Apesar de não haver grande entusiasmo da hierarquia com a afetação de recursos para crimes que já terão prescrito, Wallander consegue contactar quem viveu naquela casa e nas vizinhas nos anos da Segunda Guerra - altura em que tudo terá sucedido - e, depois de quase poder afiançar da possibilidade de se tratar de um casal de ciganos presumivelmente vítimas de ódio racista, consegue identificar os mortos como sendo o pai e a mãe de um engenheiro de origem estoniana ali radicados desde a época em causa. E terá sido ele próprio a matar o pai ao encontrar a mãe enforcada por já não conseguir aguentar por mais tempo a violência doméstica de que era vítima quotidiana.
Ao concluir-se a leitura a possibilidade de se lhe associar a tal futilidade de que aludia atrás, deixa de fazer sentido. Porque estão presentes questões sociais de primeira importância tão pertinentes na Suécia como em qualquer outro sítio onde os livros de Mankell conhecem merecido sucesso. Mas não é só o racismo ou a violência doméstica a conseguirem-nos cativar. Há também a solidão do protagonista, quase chegado à reforma, divorciado, diabético e com a filha quase a sair de casa.
Wallander, que na série inglesa era interpretado irrepreensivelmente por Kenneth Branagh, contituium dos personagens mais interessantes do género policial das décadas mais recentes…
3. Concluído o romance de Mankell, o desafio seguinte é que Patrick Modiano publicou nos dias anteriores à notícia de ter sido galardoado com o Prémio Nobel deste ano: «Pour que tu ne te perdes pas dans le quartier».
O meu entusiasmo pelos romances deste autor já dura há quase quarenta anos, quando conheci um autêntico sortilégio com «Villa Triste». Desde então quase nunca lhe perdi o rasto.
Embora ainda não tenha lido mais do que uma dezena de páginas, as características dos personagens e o estilo de escrita estão lá: existe um misantropo fechado há quase três meses em casa, e que recebe o telefonema de alguém com voz ameaçadora, apesar de lhe propor a entrega de uma agenda por ele perdida em Lyon.
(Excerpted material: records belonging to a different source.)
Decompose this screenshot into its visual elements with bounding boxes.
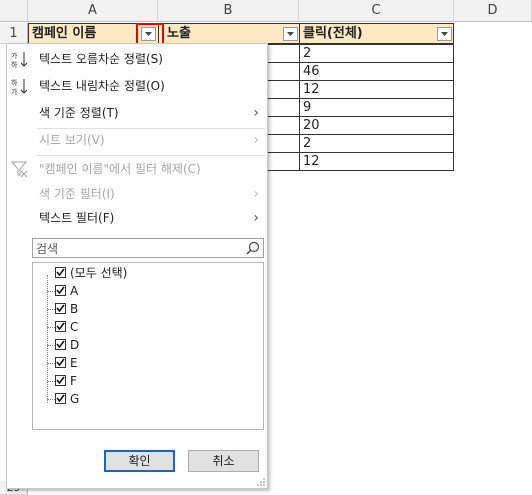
tree-line [47, 275, 48, 403]
filter-value-list: (모두 선택) A B C D E F G [32, 262, 264, 430]
filter-item-label: C [70, 320, 79, 334]
search-icon [246, 241, 260, 255]
menu-item-label: 색 기준 필터(I) [39, 187, 115, 201]
search-placeholder: 검색 [36, 242, 59, 256]
select-all-corner[interactable] [0, 0, 28, 22]
tree-line [47, 345, 55, 346]
clicks-cell[interactable]: 12 [299, 80, 454, 99]
checkbox[interactable] [55, 303, 66, 314]
row-header-1[interactable]: 1 [0, 23, 28, 44]
column-header-d[interactable]: D [454, 0, 532, 22]
menu-item-label: 색 기준 정렬(T) [39, 106, 119, 120]
menu-item-sort-by-color[interactable]: 색 기준 정렬(T) › [7, 100, 267, 126]
checkmark-icon [56, 376, 65, 385]
checkbox[interactable] [55, 285, 66, 296]
cancel-button[interactable]: 취소 [188, 450, 259, 472]
filter-dropdown-button-b[interactable] [283, 27, 298, 41]
checkbox[interactable] [55, 357, 66, 368]
checkbox[interactable] [55, 393, 66, 404]
filter-item-label: D [70, 338, 80, 352]
checkbox[interactable] [55, 267, 66, 278]
menu-item-label: 시트 보기(V) [39, 133, 105, 147]
filter-item-label: G [70, 392, 80, 406]
clicks-cell[interactable]: 2 [299, 134, 454, 153]
clicks-cell[interactable]: 20 [299, 116, 454, 135]
menu-item-sheet-view: 시트 보기(V) › [7, 127, 267, 153]
menu-item-sort-ascending[interactable]: 가 하 텍스트 오름차순 정렬(S) [7, 46, 267, 72]
clicks-cell[interactable]: 9 [299, 98, 454, 117]
checkmark-icon [56, 304, 65, 313]
clicks-cell[interactable]: 2 [299, 44, 454, 63]
checkmark-icon [56, 358, 65, 367]
column-header-c[interactable]: C [299, 0, 454, 22]
header-cell-impressions[interactable]: 노출 [158, 23, 300, 44]
svg-text:가: 가 [11, 51, 18, 60]
header-cell-clicks[interactable]: 클릭(전체) [299, 23, 454, 44]
svg-text:가: 가 [11, 87, 18, 95]
menu-item-sort-descending[interactable]: 하 가 텍스트 내림차순 정렬(O) [7, 73, 267, 99]
checkmark-icon [56, 340, 65, 349]
checkmark-icon [56, 286, 65, 295]
filter-dropdown-button-c[interactable] [437, 27, 452, 41]
checkmark-icon [56, 394, 65, 403]
clicks-cell[interactable]: 12 [299, 152, 454, 171]
clear-filter-icon [11, 161, 28, 178]
clicks-cell[interactable]: 46 [299, 62, 454, 81]
tree-line [47, 363, 55, 364]
submenu-chevron-icon: › [253, 186, 259, 202]
tree-line [47, 309, 55, 310]
highlight-box [136, 23, 164, 45]
checkbox[interactable] [55, 375, 66, 386]
tree-line [47, 381, 55, 382]
dropdown-arrow-icon [441, 32, 448, 36]
sort-ascending-icon: 가 하 [11, 51, 28, 68]
menu-item-filter-by-color: 색 기준 필터(I) › [7, 181, 267, 207]
filter-search-input[interactable]: 검색 [32, 238, 264, 258]
tree-line [47, 399, 55, 400]
autofilter-menu: 가 하 텍스트 오름차순 정렬(S) 하 가 텍스트 내림차순 정렬(O) 색 … [6, 43, 268, 489]
tree-line [47, 291, 55, 292]
ok-button[interactable]: 확인 [104, 450, 175, 472]
checkmark-icon [56, 268, 65, 277]
checkbox[interactable] [55, 321, 66, 332]
submenu-chevron-icon: › [253, 132, 259, 148]
menu-item-label: 텍스트 필터(F) [39, 211, 115, 225]
filter-item-label: E [70, 356, 78, 370]
filter-item-label: F [70, 374, 77, 388]
svg-text:하: 하 [11, 60, 18, 68]
sort-descending-icon: 하 가 [11, 78, 28, 95]
menu-item-clear-filter: "캠페인 이름"에서 필터 해제(C) [7, 156, 267, 182]
resize-grip-icon[interactable] [257, 478, 265, 486]
checkmark-icon [56, 322, 65, 331]
tree-line [47, 327, 55, 328]
column-header-b[interactable]: B [158, 0, 299, 22]
svg-text:하: 하 [11, 78, 18, 87]
menu-item-label: 텍스트 내림차순 정렬(O) [39, 79, 165, 93]
checkbox[interactable] [55, 339, 66, 350]
filter-item-label: A [70, 284, 79, 298]
filter-item-label: B [70, 302, 79, 316]
submenu-chevron-icon: › [253, 105, 259, 121]
dropdown-arrow-icon [287, 32, 294, 36]
menu-item-label: "캠페인 이름"에서 필터 해제(C) [39, 162, 201, 176]
column-header-a[interactable]: A [28, 0, 158, 22]
menu-item-label: 텍스트 오름차순 정렬(S) [39, 52, 163, 66]
menu-item-text-filter[interactable]: 텍스트 필터(F) › [7, 205, 267, 231]
submenu-chevron-icon: › [253, 210, 259, 226]
filter-item-label: (모두 선택) [70, 266, 128, 280]
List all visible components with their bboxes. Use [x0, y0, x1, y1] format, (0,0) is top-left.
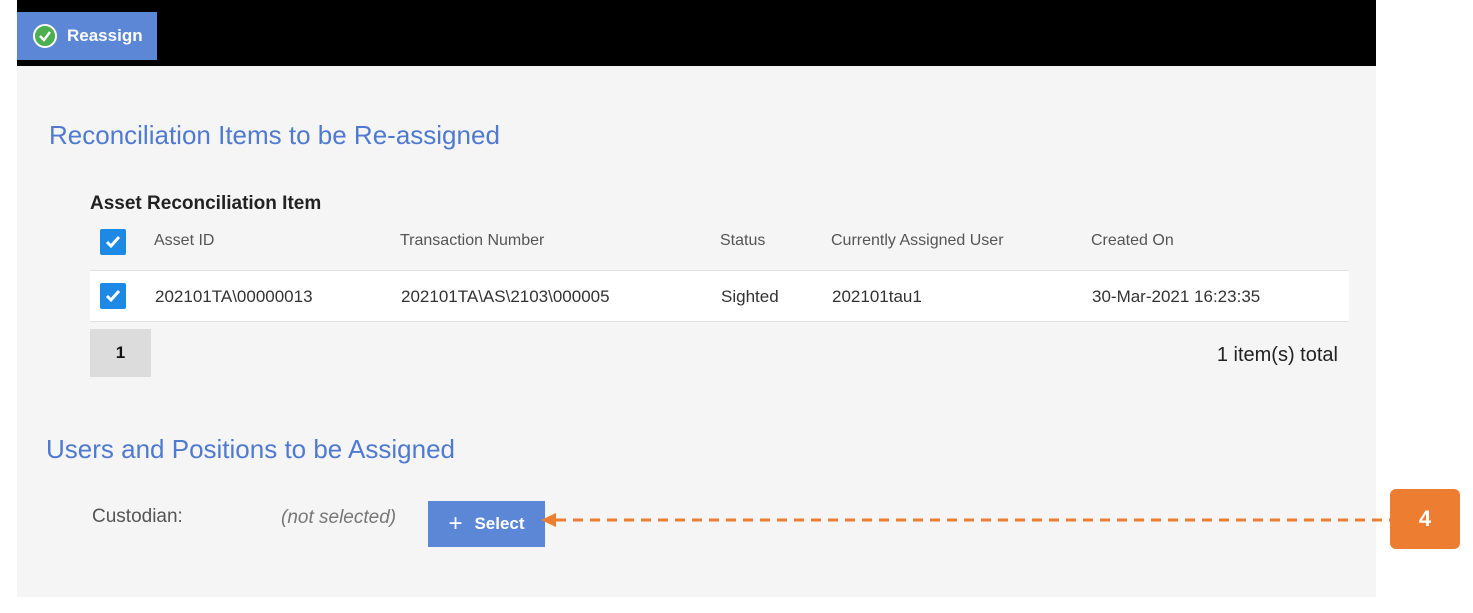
callout-arrow	[541, 513, 1390, 527]
callout-badge: 4	[1390, 489, 1460, 549]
Encontrando-se com esse Gilles Ottolini num modesto bar junto à gare Saint Lazare, Jean Daragane vê-se questionado sobre o paradeiro de um dos nomes incluídos no pequeno livro. Alguém de quem ele já nem se lembra!
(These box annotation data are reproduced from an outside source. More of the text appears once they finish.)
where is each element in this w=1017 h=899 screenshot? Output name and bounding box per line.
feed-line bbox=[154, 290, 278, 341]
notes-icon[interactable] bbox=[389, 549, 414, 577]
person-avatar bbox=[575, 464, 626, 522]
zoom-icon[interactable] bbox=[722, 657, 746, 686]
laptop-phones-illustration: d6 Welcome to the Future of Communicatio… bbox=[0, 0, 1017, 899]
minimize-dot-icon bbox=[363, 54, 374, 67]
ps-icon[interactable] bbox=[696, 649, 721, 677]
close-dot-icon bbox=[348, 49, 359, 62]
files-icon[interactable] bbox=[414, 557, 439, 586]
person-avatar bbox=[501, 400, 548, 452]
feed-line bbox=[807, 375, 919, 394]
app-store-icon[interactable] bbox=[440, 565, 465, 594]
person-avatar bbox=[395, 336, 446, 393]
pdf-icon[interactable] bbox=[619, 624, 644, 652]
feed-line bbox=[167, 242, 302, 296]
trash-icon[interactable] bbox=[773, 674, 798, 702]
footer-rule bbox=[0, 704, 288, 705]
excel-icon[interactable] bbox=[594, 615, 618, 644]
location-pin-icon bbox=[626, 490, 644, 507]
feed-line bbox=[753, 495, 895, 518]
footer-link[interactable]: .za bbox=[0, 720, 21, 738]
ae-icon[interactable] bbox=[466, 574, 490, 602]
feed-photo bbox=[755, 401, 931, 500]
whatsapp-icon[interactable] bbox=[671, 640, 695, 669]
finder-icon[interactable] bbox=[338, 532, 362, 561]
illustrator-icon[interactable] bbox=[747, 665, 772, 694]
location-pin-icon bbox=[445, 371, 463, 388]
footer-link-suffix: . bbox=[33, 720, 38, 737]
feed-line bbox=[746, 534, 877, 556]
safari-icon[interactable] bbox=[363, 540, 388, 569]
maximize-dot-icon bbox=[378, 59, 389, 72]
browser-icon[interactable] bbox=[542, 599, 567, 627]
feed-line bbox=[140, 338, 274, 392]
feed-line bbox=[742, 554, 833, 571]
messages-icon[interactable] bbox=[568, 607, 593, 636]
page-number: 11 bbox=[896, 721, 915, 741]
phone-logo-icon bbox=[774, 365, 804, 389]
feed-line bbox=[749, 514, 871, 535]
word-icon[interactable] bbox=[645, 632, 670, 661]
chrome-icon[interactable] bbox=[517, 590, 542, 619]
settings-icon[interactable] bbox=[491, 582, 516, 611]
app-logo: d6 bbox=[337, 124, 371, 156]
Por amnésia ou porque trazer do passado esse alguém implica um sofrimento íntimo, que Daragane pretenderá evitar?
Já não se trata do tempo da Segunda Guerra, quando Paris pululava de clandestinos e delatores e as cidades de veraneio na província organizavam absurdos concursos de misses e bailes feitos de aparências, mas com muitas angústias a condicioná-los.
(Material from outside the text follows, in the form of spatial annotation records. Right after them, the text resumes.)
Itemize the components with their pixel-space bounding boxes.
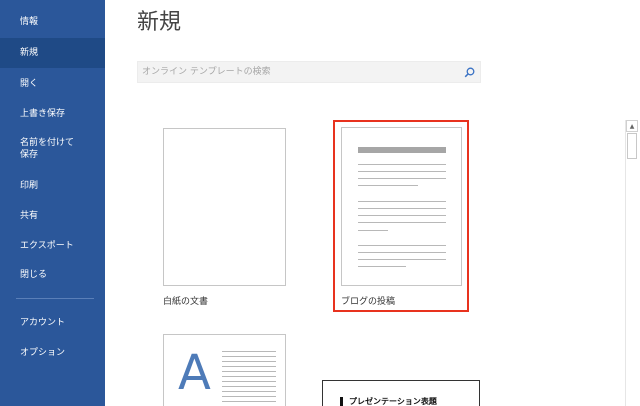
sidebar-item-info[interactable]: 情報 <box>0 10 105 34</box>
sidebar-item-print[interactable]: 印刷 <box>0 176 105 196</box>
blog-thumb-line <box>358 171 446 172</box>
blog-thumb-line <box>358 266 406 267</box>
report-thumb-line <box>222 396 276 397</box>
blog-thumb-line <box>358 245 446 246</box>
sidebar-item-account[interactable]: アカウント <box>0 313 105 333</box>
template-blank-document-label: 白紙の文書 <box>163 297 209 307</box>
report-thumb-line <box>222 376 276 377</box>
blog-thumb-line <box>358 215 446 216</box>
blog-thumb-line <box>358 252 446 253</box>
search-icon <box>464 67 474 77</box>
report-thumb-line <box>222 356 276 357</box>
template-presentation-title: プレゼンテーション表題 <box>349 397 437 406</box>
template-blog-post-thumbnail[interactable] <box>341 127 462 286</box>
report-thumb-line <box>222 381 276 382</box>
sidebar-item-save-as[interactable]: 名前を付けて 保存 <box>0 134 105 166</box>
search-button[interactable] <box>458 62 480 82</box>
blog-thumb-line <box>358 164 446 165</box>
template-search-input[interactable] <box>142 64 452 80</box>
sidebar-item-save-as-label: 名前を付けて 保存 <box>20 138 75 160</box>
report-thumb-line <box>222 391 276 392</box>
report-thumb-line <box>222 366 276 367</box>
presentation-thumb-accent-bar <box>340 397 343 406</box>
sidebar-item-share[interactable]: 共有 <box>0 206 105 226</box>
template-report-letter: A <box>178 345 211 401</box>
sidebar-item-export[interactable]: エクスポート <box>0 236 105 256</box>
template-blog-post-label: ブログの投稿 <box>341 297 396 307</box>
template-search-box <box>137 61 481 83</box>
sidebar-item-save[interactable]: 上書き保存 <box>0 104 105 124</box>
blog-thumb-line <box>358 230 388 231</box>
template-blank-document-thumbnail[interactable] <box>163 128 286 286</box>
sidebar-item-close[interactable]: 閉じる <box>0 265 105 285</box>
vertical-scrollbar[interactable]: ▲ <box>625 120 638 406</box>
template-report-thumbnail[interactable]: A <box>163 334 286 406</box>
blog-thumb-heading-bar <box>358 147 446 153</box>
report-thumb-line <box>222 371 276 372</box>
report-thumb-line <box>222 386 276 387</box>
sidebar-item-new[interactable]: 新規 <box>0 38 105 68</box>
sidebar-item-options[interactable]: オプション <box>0 343 105 363</box>
page-title: 新規 <box>137 10 182 35</box>
sidebar-item-open[interactable]: 開く <box>0 74 105 94</box>
report-thumb-line <box>222 351 276 352</box>
blog-thumb-line <box>358 178 446 179</box>
blog-thumb-line <box>358 208 446 209</box>
sidebar-divider <box>16 298 94 299</box>
scroll-up-button[interactable]: ▲ <box>626 120 638 132</box>
blog-thumb-line <box>358 259 446 260</box>
report-thumb-line <box>222 361 276 362</box>
scrollbar-thumb[interactable] <box>627 133 637 159</box>
blog-thumb-line <box>358 201 446 202</box>
template-presentation-thumbnail[interactable]: プレゼンテーション表題 <box>322 380 480 406</box>
report-thumb-line <box>222 401 276 402</box>
blog-thumb-line <box>358 222 446 223</box>
chevron-up-icon: ▲ <box>629 122 635 130</box>
backstage-sidebar: 情報 新規 開く 上書き保存 名前を付けて 保存 印刷 共有 エクスポート 閉じ… <box>0 0 105 406</box>
blog-thumb-line <box>358 185 418 186</box>
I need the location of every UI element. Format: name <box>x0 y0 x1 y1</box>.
Mas existe uma similitude entre os romances de Mankell e de Modiano: em ambos o protagonista sofre a solidão da reforma anunciada e o acaso traz-lhes de volta passados há muito soterrados na poeira do tempo.
No caso de Daragane é a Paris dos inícios dos anos cinquenta, que volta à superfície, quando ainda era uma criança. Por isso colocava-se a questão de não se perder no bairro, como o título evoca.
Está lançada a intriga para ser desvendada nos próximos dias. Decerto que com a satisfação habitualmente propiciada pela escrita do mais recente Nobel.